Sembra proprio che “fa’ quello che ami” sia diventato lo slogan ufficiale dei nostri tempi, quando si parla di lavoro. Il problema è che non porta alla salvezza ma alla svalutazione di quello stesso lavoro che dice di elevare, e soprattutto alla disumanizzazione della gran parte dei lavoratori […] Secondo questa scuola di pensiero, il lavoro non è qualcosa che si fa per un compenso, ma un atto d’amore verso se stessi: se il profitto manca, è perché il lavoratore non ci ha messo abbastanza passione.
Tokumitsu cita, criticando, il discorso di Steve Jobs, l’inno a una vita concertata solo su noi stessi.

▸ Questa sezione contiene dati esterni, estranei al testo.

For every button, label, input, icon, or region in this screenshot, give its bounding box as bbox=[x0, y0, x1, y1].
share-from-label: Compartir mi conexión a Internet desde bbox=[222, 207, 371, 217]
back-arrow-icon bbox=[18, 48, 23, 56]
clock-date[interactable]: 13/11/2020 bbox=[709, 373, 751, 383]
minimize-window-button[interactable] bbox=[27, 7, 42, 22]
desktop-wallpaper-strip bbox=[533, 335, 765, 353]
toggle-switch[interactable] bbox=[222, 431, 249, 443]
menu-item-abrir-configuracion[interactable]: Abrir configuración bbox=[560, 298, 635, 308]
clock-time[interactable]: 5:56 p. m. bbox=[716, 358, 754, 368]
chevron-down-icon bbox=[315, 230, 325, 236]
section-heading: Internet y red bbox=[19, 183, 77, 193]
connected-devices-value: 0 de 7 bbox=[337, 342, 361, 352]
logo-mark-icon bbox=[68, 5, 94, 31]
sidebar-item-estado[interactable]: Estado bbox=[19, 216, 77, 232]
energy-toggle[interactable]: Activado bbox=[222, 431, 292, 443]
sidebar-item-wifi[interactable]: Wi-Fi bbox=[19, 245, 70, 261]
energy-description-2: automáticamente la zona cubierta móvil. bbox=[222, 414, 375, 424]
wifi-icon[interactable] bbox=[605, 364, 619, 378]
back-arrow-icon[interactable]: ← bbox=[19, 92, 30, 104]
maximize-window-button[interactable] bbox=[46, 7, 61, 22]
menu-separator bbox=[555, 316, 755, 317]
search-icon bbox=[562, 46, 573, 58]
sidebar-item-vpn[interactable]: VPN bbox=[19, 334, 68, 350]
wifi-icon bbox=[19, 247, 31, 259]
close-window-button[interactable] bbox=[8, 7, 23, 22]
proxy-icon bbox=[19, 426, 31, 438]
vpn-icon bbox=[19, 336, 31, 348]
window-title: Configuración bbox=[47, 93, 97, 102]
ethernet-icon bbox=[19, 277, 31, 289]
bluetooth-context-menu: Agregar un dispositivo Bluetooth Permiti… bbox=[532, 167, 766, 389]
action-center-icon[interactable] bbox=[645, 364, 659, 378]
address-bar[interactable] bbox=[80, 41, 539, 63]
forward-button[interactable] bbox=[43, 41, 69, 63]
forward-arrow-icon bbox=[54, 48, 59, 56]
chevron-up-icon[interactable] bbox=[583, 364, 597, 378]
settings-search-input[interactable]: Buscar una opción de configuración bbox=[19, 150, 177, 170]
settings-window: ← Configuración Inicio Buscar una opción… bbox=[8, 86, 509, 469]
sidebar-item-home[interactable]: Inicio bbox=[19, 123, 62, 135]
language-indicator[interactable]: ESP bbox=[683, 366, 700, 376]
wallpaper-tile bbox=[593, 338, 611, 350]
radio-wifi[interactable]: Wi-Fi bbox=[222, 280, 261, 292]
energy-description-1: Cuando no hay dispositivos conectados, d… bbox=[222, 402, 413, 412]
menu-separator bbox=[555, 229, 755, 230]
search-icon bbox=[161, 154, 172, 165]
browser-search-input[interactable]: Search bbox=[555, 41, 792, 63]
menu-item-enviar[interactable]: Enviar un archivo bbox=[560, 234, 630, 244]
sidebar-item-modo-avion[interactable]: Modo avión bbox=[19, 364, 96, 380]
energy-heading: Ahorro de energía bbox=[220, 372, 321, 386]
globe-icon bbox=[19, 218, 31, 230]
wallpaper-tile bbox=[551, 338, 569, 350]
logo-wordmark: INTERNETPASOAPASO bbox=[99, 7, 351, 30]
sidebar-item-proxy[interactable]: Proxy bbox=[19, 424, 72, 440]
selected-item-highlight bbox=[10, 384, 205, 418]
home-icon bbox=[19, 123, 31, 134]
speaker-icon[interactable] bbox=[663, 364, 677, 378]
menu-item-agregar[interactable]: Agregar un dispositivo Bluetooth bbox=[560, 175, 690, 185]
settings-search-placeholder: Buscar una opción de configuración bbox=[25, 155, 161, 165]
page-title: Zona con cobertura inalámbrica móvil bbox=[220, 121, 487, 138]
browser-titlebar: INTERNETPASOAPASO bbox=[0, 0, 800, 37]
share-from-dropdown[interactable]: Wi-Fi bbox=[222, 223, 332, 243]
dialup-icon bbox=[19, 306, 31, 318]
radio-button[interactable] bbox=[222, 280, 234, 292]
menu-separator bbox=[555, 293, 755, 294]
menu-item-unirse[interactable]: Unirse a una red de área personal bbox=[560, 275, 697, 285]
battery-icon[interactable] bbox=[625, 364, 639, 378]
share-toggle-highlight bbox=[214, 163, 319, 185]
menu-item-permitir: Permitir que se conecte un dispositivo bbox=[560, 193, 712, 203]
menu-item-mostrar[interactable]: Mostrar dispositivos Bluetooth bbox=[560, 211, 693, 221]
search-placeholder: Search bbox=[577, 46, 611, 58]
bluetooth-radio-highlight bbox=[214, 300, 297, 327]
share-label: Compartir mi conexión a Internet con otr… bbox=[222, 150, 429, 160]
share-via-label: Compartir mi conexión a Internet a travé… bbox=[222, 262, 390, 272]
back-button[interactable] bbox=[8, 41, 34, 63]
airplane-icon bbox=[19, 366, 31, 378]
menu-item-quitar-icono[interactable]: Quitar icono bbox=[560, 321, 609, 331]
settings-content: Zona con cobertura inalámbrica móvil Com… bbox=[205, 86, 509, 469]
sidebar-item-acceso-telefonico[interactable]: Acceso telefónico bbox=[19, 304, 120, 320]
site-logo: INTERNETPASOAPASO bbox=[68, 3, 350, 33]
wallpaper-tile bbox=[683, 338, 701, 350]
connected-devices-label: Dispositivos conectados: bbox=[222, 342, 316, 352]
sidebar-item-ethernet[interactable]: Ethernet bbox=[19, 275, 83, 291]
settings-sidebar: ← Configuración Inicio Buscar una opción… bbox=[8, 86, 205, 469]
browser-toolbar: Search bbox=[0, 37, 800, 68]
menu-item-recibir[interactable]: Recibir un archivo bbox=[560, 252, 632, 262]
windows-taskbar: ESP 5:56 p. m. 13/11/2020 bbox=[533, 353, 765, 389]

“Fa’ quello che ami” è una frase che può suonare innocua
e delicata, ma in ultima analisi è egocentrica al limite del narcisismo […] Incoraggiandoci a restare concentrati su noi stessi e sulla nostra felicità individuale, lo slogan ci distrae dalle condizioni di lavoro degli altri, e al tempo stesso conferma le nostre scelte, sollevandoci da qualsiasi responsabilità nei confronti di tutti quelli che lavorano anche senza amare quello che fanno […] Secondo questa scuola di pensiero, il lavoro non è qualcosa che si fa per un compenso, ma un atto d’amore verso se stessi: se il profitto manca, è perché il lavoratore non ci ha messo abbastanza passione. Il suo vero obiettivo è convincerci che lavoriamo per noi stessi, e non per il mercato.
Tokumitsu non vuole fare passare l'idea che lavoro deve essere per forza fatica, anzi. Svuotando però il lavoro di qualsiasi connotato e dandogli solo il significato di gioco o e di piacere si ottiene il contrario e il lavoro diventa una trappola:
Nessuno vuole sostenere che il lavoro non possa essere piacevole. Ma il lavoro emotivamente gratificante è pur sempre lavoro, e riconoscerlo non danneggia nessuno. Non riconoscerlo, invece, apre la strada al più feroce sfruttamento e danneggia tutti i lavoratori. Paradossalmente, il culto del “fa’ quello che ami” rafforza lo sfruttamento anche nell’ambito delle cosiddette professioni piacevoli, in cui gli straordinari e il lavoro sottopagato o gratuito sono la nuova norma: giornalisti a cui si chiede di fare anche il lavoro dei fotografi che sono stati licenziati, passare il fine settimana su Twitter, controllare l’email del lavoro nei giorni di malattia. Niente facilita lo sfruttamento come convincere i lavoratori che stanno facendo una cosa che amano. Invece di costruire una nazione di lavoratori felici e realizzati, la nostra epoca ha visto l’ascesa del professore a contratto e dello stagista non retribuito: gente che viene persuasa a lavorare per pochi soldi o gratis, se non addirittura in perdita. (grassetti miei)
Questo post segue quello sul discorso di Neil Gaiman che incoraggiava i laureandi di Belle Arti di Philadelphia a osare, a fare errori, e a inseguire i propri sogni, perché se è vero che oggi, in teoria, possiamo fare tutto, diventare quello che vogliamo, scegliere tra mille possibilità, è anche vero che estremizzare questo concetto porta alle svalutazioni, a cui stiamo assistendo, dei lavori cosiddetti creativi.
Alcune questioni trattate nell’articolo di Tokumitsu si trovano anche ne La Tirannia della Scelta di Renata Salecl che parla di un'ideologia tardo capitalista dove la società ha scaricato tutte le scelte sull'individuo, di «una società in cui l’individuo non critica il sistema perché troppo impegnato a criticare se stesso». Tutto dipende solo da te, ma non è sempre così.